Os números do enriquecimento

Trump lucrou 2,2 bilhões de dólares em 2025, o equivalente a 11,9 bilhões de reais, no primeiro ano do segundo mandato. O valor faz dele o presidente que mais enriqueceu durante o exercício do cargo na história do país, segundo relatórios financeiros. O salto fica mais evidente na comparação com o ano anterior à posse: em 2024, antes de voltar à Casa Branca, o total de rendimentos de Trump com todas as suas empresas somou 624 milhões de dólares, segundo dados da Receita Federal estadunidense.

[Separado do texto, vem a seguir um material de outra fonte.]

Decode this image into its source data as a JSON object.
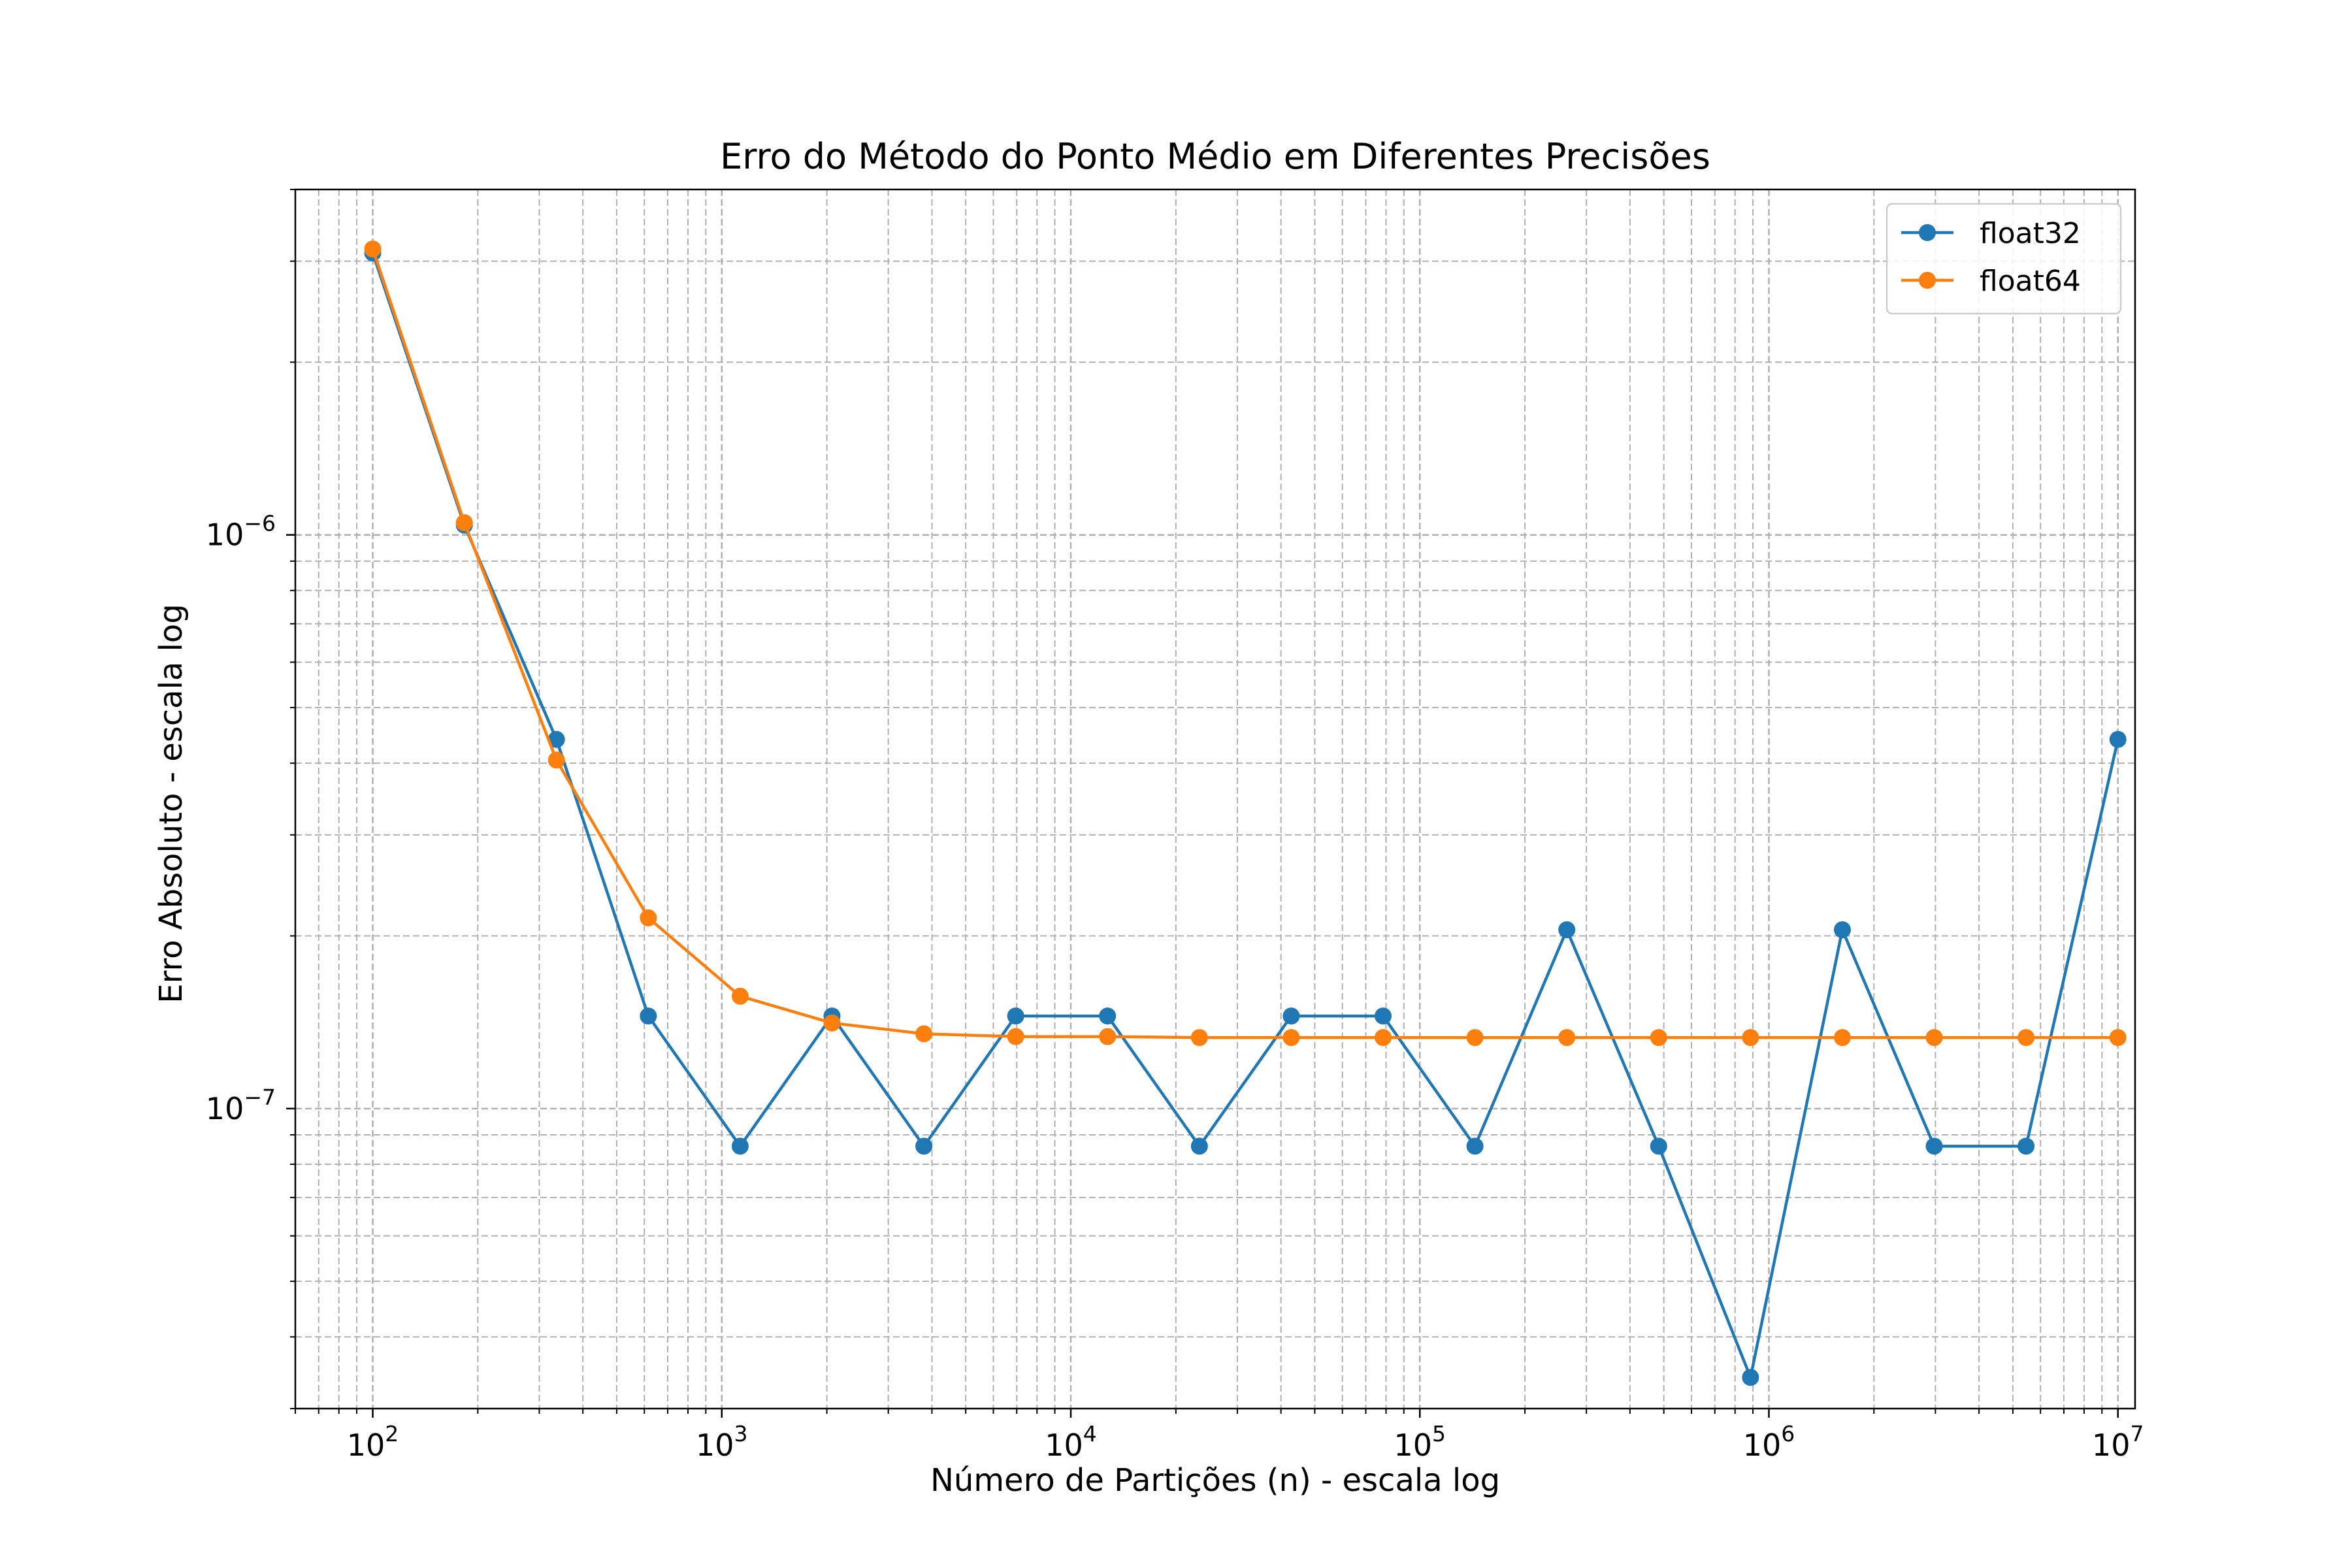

O lucro praticamente triplicou em um ano de governo.

Parte relevante desse enriquecimento vem de negócios ligados a criptomoedas. Uma reportagem da Forbes, publicada em 2025, mostrou que a fortuna pessoal de Trump saltou de 3,2 bilhões de dólares em janeiro para 7,2 bilhões em outubro, crescimento que coincide com o retorno ao poder.